So it turns out that there are three known infinite families of simplicial arrangements; that is, arrangements of lines in the projective plane for which all faces are triangles. The first are the near-pencils: make a pencil of n-1 lines through a single point, and add one additional line elsewhere (by convention, the line at infinity, although it doesn't really matter which other line you use). They don't look very interesting, just a star through one point. Their duals are the prisms, already known as an infinite family of examples for the cubic partial cube problem.

The second infinite family is denoted R(2k), and consists of k lines formed by extending the sides of a regular k-gon, together with the k axes of symmetry of the k-gon. When k is odd, each of these axes passes through one vertex and one edge midpoint of the k-gon; when k is even, they pass through two vertices or two edge midpoints. Here's R(14):

The third family is denoted R(4k+1), and combines R(4k) with one additional line at infinity.
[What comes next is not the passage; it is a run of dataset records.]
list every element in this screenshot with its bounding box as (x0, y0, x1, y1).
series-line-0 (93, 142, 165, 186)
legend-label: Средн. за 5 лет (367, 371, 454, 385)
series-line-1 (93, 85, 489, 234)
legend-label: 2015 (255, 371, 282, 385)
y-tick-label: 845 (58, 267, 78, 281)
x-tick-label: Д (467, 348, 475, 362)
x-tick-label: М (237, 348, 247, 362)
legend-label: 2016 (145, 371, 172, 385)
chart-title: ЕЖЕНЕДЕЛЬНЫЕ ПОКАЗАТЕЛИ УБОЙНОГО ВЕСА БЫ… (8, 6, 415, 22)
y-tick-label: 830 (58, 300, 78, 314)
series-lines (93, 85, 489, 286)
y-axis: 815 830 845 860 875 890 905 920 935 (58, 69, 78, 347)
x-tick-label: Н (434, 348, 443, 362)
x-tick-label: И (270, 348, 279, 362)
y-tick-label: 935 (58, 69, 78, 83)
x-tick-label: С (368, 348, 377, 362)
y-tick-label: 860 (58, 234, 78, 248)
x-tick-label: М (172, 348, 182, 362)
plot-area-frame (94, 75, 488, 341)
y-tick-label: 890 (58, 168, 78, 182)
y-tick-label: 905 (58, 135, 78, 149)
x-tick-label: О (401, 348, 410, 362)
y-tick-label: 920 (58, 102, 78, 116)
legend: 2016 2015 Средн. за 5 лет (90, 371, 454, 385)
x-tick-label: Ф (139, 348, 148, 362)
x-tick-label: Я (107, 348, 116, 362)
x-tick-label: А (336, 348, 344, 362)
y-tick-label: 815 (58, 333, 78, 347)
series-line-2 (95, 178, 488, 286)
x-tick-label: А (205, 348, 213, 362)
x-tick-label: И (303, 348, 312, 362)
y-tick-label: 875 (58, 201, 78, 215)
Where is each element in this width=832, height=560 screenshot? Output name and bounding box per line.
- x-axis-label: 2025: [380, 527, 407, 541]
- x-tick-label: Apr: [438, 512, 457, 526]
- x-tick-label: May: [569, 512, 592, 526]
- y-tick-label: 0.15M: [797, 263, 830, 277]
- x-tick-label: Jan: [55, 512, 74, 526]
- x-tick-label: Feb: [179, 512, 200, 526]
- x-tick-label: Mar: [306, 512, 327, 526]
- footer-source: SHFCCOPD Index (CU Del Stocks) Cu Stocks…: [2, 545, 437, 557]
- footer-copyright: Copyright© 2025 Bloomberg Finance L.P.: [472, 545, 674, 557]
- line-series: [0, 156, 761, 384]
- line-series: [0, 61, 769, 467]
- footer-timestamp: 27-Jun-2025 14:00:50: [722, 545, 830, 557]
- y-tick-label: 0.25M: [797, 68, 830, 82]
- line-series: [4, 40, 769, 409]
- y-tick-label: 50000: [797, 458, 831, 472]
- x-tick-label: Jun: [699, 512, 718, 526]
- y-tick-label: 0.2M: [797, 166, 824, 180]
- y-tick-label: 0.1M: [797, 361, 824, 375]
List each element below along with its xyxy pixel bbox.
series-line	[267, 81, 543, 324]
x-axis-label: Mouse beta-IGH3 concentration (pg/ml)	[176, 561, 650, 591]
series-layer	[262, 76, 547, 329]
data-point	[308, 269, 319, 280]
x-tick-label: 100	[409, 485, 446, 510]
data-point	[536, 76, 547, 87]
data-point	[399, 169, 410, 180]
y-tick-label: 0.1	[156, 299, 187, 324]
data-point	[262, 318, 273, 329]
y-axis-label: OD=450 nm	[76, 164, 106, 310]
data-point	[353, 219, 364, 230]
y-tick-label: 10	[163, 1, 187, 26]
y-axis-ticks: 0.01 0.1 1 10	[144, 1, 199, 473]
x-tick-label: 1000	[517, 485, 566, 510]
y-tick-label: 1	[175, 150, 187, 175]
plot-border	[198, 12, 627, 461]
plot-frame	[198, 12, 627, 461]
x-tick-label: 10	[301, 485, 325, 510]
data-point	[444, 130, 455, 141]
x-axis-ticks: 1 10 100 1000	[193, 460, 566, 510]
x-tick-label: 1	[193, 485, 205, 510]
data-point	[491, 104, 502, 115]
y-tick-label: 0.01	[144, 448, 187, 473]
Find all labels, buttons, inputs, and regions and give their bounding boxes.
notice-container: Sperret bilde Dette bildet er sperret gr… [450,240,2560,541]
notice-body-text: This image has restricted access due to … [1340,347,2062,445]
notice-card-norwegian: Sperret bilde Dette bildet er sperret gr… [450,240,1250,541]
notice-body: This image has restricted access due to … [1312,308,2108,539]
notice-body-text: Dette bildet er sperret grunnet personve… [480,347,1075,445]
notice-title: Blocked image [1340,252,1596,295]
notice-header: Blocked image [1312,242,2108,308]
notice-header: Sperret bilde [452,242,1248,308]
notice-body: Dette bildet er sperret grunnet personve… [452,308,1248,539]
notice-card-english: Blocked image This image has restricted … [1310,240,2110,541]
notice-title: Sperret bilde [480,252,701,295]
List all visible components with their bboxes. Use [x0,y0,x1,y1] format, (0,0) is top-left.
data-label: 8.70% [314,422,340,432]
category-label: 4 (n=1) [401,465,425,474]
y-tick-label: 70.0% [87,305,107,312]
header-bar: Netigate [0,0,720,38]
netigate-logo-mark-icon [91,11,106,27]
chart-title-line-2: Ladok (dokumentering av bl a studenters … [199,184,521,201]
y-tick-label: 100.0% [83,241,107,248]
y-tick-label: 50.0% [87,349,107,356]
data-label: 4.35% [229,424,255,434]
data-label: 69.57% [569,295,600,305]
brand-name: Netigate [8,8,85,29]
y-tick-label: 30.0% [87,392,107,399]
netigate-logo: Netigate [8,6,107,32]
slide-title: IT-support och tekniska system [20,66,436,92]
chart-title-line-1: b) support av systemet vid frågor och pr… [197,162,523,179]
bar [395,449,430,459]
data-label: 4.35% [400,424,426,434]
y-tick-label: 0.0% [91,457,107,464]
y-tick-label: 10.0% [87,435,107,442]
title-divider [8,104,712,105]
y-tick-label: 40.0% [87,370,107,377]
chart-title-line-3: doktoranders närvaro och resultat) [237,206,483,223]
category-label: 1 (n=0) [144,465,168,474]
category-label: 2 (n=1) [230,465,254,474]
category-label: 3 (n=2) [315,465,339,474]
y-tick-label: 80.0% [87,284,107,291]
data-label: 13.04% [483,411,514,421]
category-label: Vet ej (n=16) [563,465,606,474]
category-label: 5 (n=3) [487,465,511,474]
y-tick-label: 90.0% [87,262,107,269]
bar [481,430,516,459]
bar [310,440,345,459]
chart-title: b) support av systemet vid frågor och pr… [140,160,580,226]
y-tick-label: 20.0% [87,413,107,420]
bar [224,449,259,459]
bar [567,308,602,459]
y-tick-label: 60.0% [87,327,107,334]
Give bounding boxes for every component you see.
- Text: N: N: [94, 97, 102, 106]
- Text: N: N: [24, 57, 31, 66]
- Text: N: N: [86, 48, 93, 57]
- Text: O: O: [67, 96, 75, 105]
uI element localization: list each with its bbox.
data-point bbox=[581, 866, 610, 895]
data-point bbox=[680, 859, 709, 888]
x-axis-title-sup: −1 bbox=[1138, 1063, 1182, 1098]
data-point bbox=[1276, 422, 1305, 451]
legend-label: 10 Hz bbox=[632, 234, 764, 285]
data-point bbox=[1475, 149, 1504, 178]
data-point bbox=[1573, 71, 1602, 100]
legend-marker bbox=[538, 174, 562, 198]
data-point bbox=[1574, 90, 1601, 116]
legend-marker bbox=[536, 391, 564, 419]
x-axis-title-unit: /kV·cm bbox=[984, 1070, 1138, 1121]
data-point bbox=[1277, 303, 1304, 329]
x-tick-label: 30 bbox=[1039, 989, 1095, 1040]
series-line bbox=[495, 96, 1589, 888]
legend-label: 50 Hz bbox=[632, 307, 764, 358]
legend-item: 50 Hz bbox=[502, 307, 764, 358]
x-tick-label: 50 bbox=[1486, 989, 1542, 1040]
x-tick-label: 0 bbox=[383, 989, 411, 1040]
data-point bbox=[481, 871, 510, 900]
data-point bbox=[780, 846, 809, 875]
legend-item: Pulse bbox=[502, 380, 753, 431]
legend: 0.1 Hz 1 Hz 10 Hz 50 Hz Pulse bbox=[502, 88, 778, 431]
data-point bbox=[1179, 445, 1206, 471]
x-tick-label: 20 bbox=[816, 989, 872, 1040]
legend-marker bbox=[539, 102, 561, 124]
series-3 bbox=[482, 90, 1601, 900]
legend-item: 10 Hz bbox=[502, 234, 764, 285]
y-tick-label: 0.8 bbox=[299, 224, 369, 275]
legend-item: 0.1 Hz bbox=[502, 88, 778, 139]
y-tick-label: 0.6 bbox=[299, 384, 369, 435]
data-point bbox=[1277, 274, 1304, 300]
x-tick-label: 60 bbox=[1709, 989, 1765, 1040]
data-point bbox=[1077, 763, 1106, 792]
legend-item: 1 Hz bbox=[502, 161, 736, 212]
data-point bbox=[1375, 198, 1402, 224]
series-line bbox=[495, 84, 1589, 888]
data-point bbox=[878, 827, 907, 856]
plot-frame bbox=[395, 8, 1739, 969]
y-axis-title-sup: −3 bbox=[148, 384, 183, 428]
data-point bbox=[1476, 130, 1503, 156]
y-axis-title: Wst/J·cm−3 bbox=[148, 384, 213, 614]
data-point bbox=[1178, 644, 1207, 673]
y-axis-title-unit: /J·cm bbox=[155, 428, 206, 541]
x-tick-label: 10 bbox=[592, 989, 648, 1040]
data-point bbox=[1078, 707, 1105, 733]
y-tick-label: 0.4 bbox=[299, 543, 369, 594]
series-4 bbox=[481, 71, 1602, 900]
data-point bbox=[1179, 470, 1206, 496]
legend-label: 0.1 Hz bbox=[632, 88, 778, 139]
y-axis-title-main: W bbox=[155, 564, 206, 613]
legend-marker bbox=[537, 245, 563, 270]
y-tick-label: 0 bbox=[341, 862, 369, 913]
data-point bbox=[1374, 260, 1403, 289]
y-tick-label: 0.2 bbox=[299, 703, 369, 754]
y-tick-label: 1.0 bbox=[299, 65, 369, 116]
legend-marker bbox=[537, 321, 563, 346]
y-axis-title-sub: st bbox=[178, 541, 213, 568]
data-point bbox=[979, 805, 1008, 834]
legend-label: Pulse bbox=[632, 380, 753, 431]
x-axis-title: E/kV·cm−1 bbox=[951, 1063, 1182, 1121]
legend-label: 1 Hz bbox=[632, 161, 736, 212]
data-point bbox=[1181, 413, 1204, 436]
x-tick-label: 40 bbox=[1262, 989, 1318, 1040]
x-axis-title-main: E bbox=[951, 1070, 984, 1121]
So, unless we move the lines so the infinite one becomes finite and the rest become asymmetric, it looks visually very similar to the R(2k) family. You can define R(4k+3) in the same way but it isn't simplicial.

Below the cut are some more examples of R(2k), for k=8, 9, 10, 12, and 15.

The script I wrote to generate these figures is here.





Comments:

peeyush:
2005-09-08T13:53:22Z
Awesome! I am studying that python scripts of yours.
11011110:
2005-09-08T21:50:23Z
I think the only trick that may not be obvious is using complex number multiplication to rotate the endpoints of the lines around the origin. But I didn't really write it with readability in mind, so let me know if you find it confusing and need an explanation of some point.
None: Amazing stuff! this is very helpful for me.
2005-09-08T13:57:57Z
I love your website, and happily consume it's RSS feed on a daily basis. I think this is one of the most helpful things I've seen, though, and I'll tell you why. I'm somewhat obsessed with origami, and more specifically origami tessellations. and looking at these generated image sets reminds me heavily of the crease patterns that are made when I create an n-gon based pattern. To know there's a family of these folds, and that there's an easy way to mathematically generate them, is very meaningful. I've been trying to understand the mathematical connections between the number of vertices, angles, and ratios of the same. this gives me a lot of fodder to work with! you can see some of the folds in progress on my flickr stream: http://www.flickr.com/photos/origomi/41268511/ http://www.flickr.com/photos/origomi/39287615/ http://www.flickr.com/photos/origomi/40815432/ I also have a website with several diagram/photo/instruction sets, available for download and usage under the Creative Commons license. It's at www.origamitessellations.com. Thank you for sharing these with me, and giving me new ideas to work on! -Eric Gjerde
11011110: Re: Amazing stuff! this is very helpful for me.
2005-09-08T21:37:32Z
Thanks, I added a link to your site from my Geometry Junkyard origami page. I hope you don't mind that I grabbed one of the photos from your site to illustrate the link.
None: Re: Amazing stuff! this is very helpful for me.
2005-09-10T16:24:04Z
I absolutely don't mind! it made my day to show up on the geometry junkyard!